Ventenne massacrato di botte a Montevergine: indagini in corso

E’ scattata la denuncia di ufficio per l’aggressione subìta dal ventenne M.Z. probabilmente per motivi di gelosia. Questo pare sia emerso in base alle prime indagini.

Il ragazzo, che lavora presso una nota agenzia immobiliare al centro di Avellino, è stato massacrato di botte, dopo una discussione, e abbandonato nei boschi di Montevergine (leggi qui)

Il ventenne, trasportato in ospedale, rischia di perdere un occhio. Dovrà essere sottoposto a un delicato intervento chirurgico, presso l’Ospedale di Benevento, per salvargli la vista.

Ha riportato traumi e ferite per le quali è stata emessa una prognosi iniziale di 30 giorni. 

Nonostante quanto subìto, il ragazzo non ha voluto sporgere denuncia, addirittura avrebbe minimizzato circa l’accaduto, senza volere fornire elementi specifici, terrorizzato probabilmente da una possibile ritorsione da parte di chi lo ha conciato così male.

In seguito a quanto accaduto e per le lesioni riportate da M.Z., però, è scattata la denuncia d’ufficio, inizialmente contro ignoti, per individuare gli aggressori del ragazzo.

In base alle poche frammentarie informazioni fornite dal giovane aggredito, sono inziate le indagini – tuttora in corso – da parte del personale della Squadra Volante della Questura di Avellino, coordinate personalmente dal vice questore aggiunto dottor Elio Iannuzzi, rientrato proprio oggi da un periodo di vacanza.

Massimo riserbo da parte degli investigatori che, oltre alle poche informazioni ricevute dal ragazzo aggredito, stanno lavorando esaminando filmati di telecamere poste lungo la strada che va da Mercogliano a Montevergine, ascoltando pure alcuni possibili testimoni dell’accaduto.
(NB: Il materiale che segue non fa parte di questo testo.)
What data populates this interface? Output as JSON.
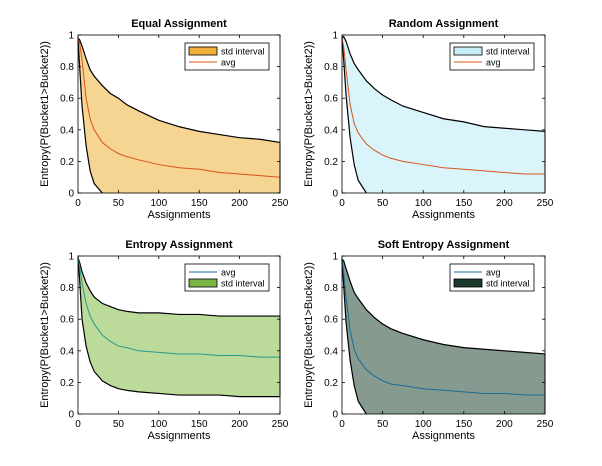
{
  "chart_data": [
    {
      "type": "area",
      "title": "Equal Assignment",
      "xlabel": "Assignments",
      "ylabel": "Entropy(P(Bucket1>Bucket2))",
      "xlim": [
        0,
        250
      ],
      "ylim": [
        0,
        1
      ],
      "xticks": [
        "0",
        "50",
        "100",
        "150",
        "200",
        "250"
      ],
      "yticks": [
        "0",
        "0.2",
        "0.4",
        "0.6",
        "0.8",
        "1"
      ],
      "grid": false,
      "legend_position": "top-right",
      "legend": [
        "std interval",
        "avg"
      ],
      "colors": {
        "band": "#f5d591",
        "band_legend": "#f0ae3a",
        "avg": "#d95319",
        "edge": "#000000"
      },
      "x": [
        0,
        2,
        5,
        10,
        15,
        20,
        30,
        40,
        50,
        60,
        75,
        100,
        125,
        150,
        175,
        200,
        225,
        250
      ],
      "avg": [
        0.98,
        0.95,
        0.84,
        0.6,
        0.47,
        0.4,
        0.32,
        0.28,
        0.25,
        0.23,
        0.21,
        0.18,
        0.16,
        0.15,
        0.13,
        0.12,
        0.11,
        0.1
      ],
      "upper": [
        0.98,
        0.97,
        0.93,
        0.85,
        0.78,
        0.74,
        0.68,
        0.63,
        0.6,
        0.56,
        0.52,
        0.46,
        0.42,
        0.39,
        0.37,
        0.35,
        0.34,
        0.32
      ],
      "lower": [
        0.98,
        0.8,
        0.55,
        0.3,
        0.14,
        0.06,
        0.0,
        null,
        null,
        null,
        null,
        null,
        null,
        null,
        null,
        null,
        null,
        null
      ]
    },
    {
      "type": "area",
      "title": "Random Assignment",
      "xlabel": "Assignments",
      "ylabel": "Entropy(P(Bucket1>Bucket2))",
      "xlim": [
        0,
        250
      ],
      "ylim": [
        0,
        1
      ],
      "xticks": [
        "0",
        "50",
        "100",
        "150",
        "200",
        "250"
      ],
      "yticks": [
        "0",
        "0.2",
        "0.4",
        "0.6",
        "0.8",
        "1"
      ],
      "grid": false,
      "legend_position": "top-right",
      "legend": [
        "std interval",
        "avg"
      ],
      "colors": {
        "band": "#d9f4fb",
        "band_legend": "#c9eef9",
        "avg": "#d95319",
        "edge": "#000000"
      },
      "x": [
        0,
        2,
        5,
        10,
        15,
        20,
        30,
        40,
        50,
        60,
        75,
        100,
        125,
        150,
        175,
        200,
        225,
        250
      ],
      "avg": [
        0.98,
        0.93,
        0.78,
        0.56,
        0.44,
        0.38,
        0.31,
        0.27,
        0.24,
        0.22,
        0.2,
        0.18,
        0.16,
        0.15,
        0.14,
        0.13,
        0.12,
        0.12
      ],
      "upper": [
        0.98,
        0.99,
        0.96,
        0.88,
        0.82,
        0.78,
        0.71,
        0.66,
        0.62,
        0.59,
        0.55,
        0.51,
        0.47,
        0.45,
        0.42,
        0.41,
        0.4,
        0.39
      ],
      "lower": [
        0.98,
        0.85,
        0.62,
        0.35,
        0.18,
        0.08,
        0.0,
        null,
        null,
        null,
        null,
        null,
        null,
        null,
        null,
        null,
        null,
        null
      ]
    },
    {
      "type": "area",
      "title": "Entropy Assignment",
      "xlabel": "Assignments",
      "ylabel": "Entropy(P(Bucket1>Bucket2))",
      "xlim": [
        0,
        250
      ],
      "ylim": [
        0,
        1
      ],
      "xticks": [
        "0",
        "50",
        "100",
        "150",
        "200",
        "250"
      ],
      "yticks": [
        "0",
        "0.2",
        "0.4",
        "0.6",
        "0.8",
        "1"
      ],
      "grid": false,
      "legend_position": "top-right",
      "legend": [
        "avg",
        "std interval"
      ],
      "colors": {
        "band": "#bcdb9a",
        "band_legend": "#7ab543",
        "avg": "#2a9a8a",
        "legend_avg": "#1a6a9a",
        "edge": "#000000"
      },
      "x": [
        0,
        2,
        5,
        10,
        15,
        20,
        30,
        40,
        50,
        60,
        75,
        100,
        125,
        150,
        175,
        200,
        225,
        250
      ],
      "avg": [
        0.99,
        0.93,
        0.83,
        0.7,
        0.62,
        0.57,
        0.5,
        0.46,
        0.43,
        0.42,
        0.4,
        0.39,
        0.38,
        0.38,
        0.37,
        0.37,
        0.36,
        0.36
      ],
      "upper": [
        0.99,
        0.96,
        0.9,
        0.83,
        0.78,
        0.74,
        0.7,
        0.68,
        0.66,
        0.65,
        0.64,
        0.64,
        0.63,
        0.63,
        0.62,
        0.62,
        0.62,
        0.62
      ],
      "lower": [
        0.99,
        0.85,
        0.6,
        0.43,
        0.33,
        0.27,
        0.21,
        0.18,
        0.16,
        0.15,
        0.14,
        0.13,
        0.12,
        0.12,
        0.12,
        0.11,
        0.11,
        0.11
      ]
    },
    {
      "type": "area",
      "title": "Soft Entropy Assignment",
      "xlabel": "Assignments",
      "ylabel": "Entropy(P(Bucket1>Bucket2))",
      "xlim": [
        0,
        250
      ],
      "ylim": [
        0,
        1
      ],
      "xticks": [
        "0",
        "50",
        "100",
        "150",
        "200",
        "250"
      ],
      "yticks": [
        "0",
        "0.2",
        "0.4",
        "0.6",
        "0.8",
        "1"
      ],
      "grid": false,
      "legend_position": "top-right",
      "legend": [
        "avg",
        "std interval"
      ],
      "colors": {
        "band": "#869a90",
        "band_legend": "#1a3a2c",
        "avg": "#1a6a9a",
        "edge": "#000000"
      },
      "x": [
        0,
        2,
        5,
        10,
        15,
        20,
        30,
        40,
        50,
        60,
        75,
        100,
        125,
        150,
        175,
        200,
        225,
        250
      ],
      "avg": [
        0.98,
        0.9,
        0.74,
        0.53,
        0.41,
        0.35,
        0.28,
        0.24,
        0.21,
        0.19,
        0.18,
        0.16,
        0.15,
        0.14,
        0.13,
        0.13,
        0.12,
        0.12
      ],
      "upper": [
        0.98,
        0.97,
        0.92,
        0.84,
        0.77,
        0.73,
        0.66,
        0.61,
        0.57,
        0.54,
        0.51,
        0.47,
        0.44,
        0.42,
        0.41,
        0.4,
        0.39,
        0.38
      ],
      "lower": [
        0.98,
        0.82,
        0.58,
        0.34,
        0.18,
        0.08,
        0.0,
        null,
        null,
        null,
        null,
        null,
        null,
        null,
        null,
        null,
        null,
        null
      ]
    }
  ]
}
Un lavoro difficile per il quale si riscontra, però, un cauto ottimismo da parte del personale della sezione Volanti che conta di risolvere presto il caso che ha destato sgomento per il modo in cui è stato compiuta l’azione delittuosa.

Pare siano già stati individuati alcuni giovani (tra i 24 e i 36 anni), che avrebbero potuto partecipare all’aggressione.  Secondo indiscrezioni, tre di questi sarebbero stati ascoltati dagli investigatori ma non è dato sapere se risultino già “indagati” o semplicemente “persone informate sui fatti”.

Potrebbero essere loro, oppure altri, gli autori dell’aggressione.

Le indagini sono in corso e dovrebbero essere presto concluse con una informativa da sottoporre al magistrato per la valutazione del caso e gli eventuali provvedimenti da adottare.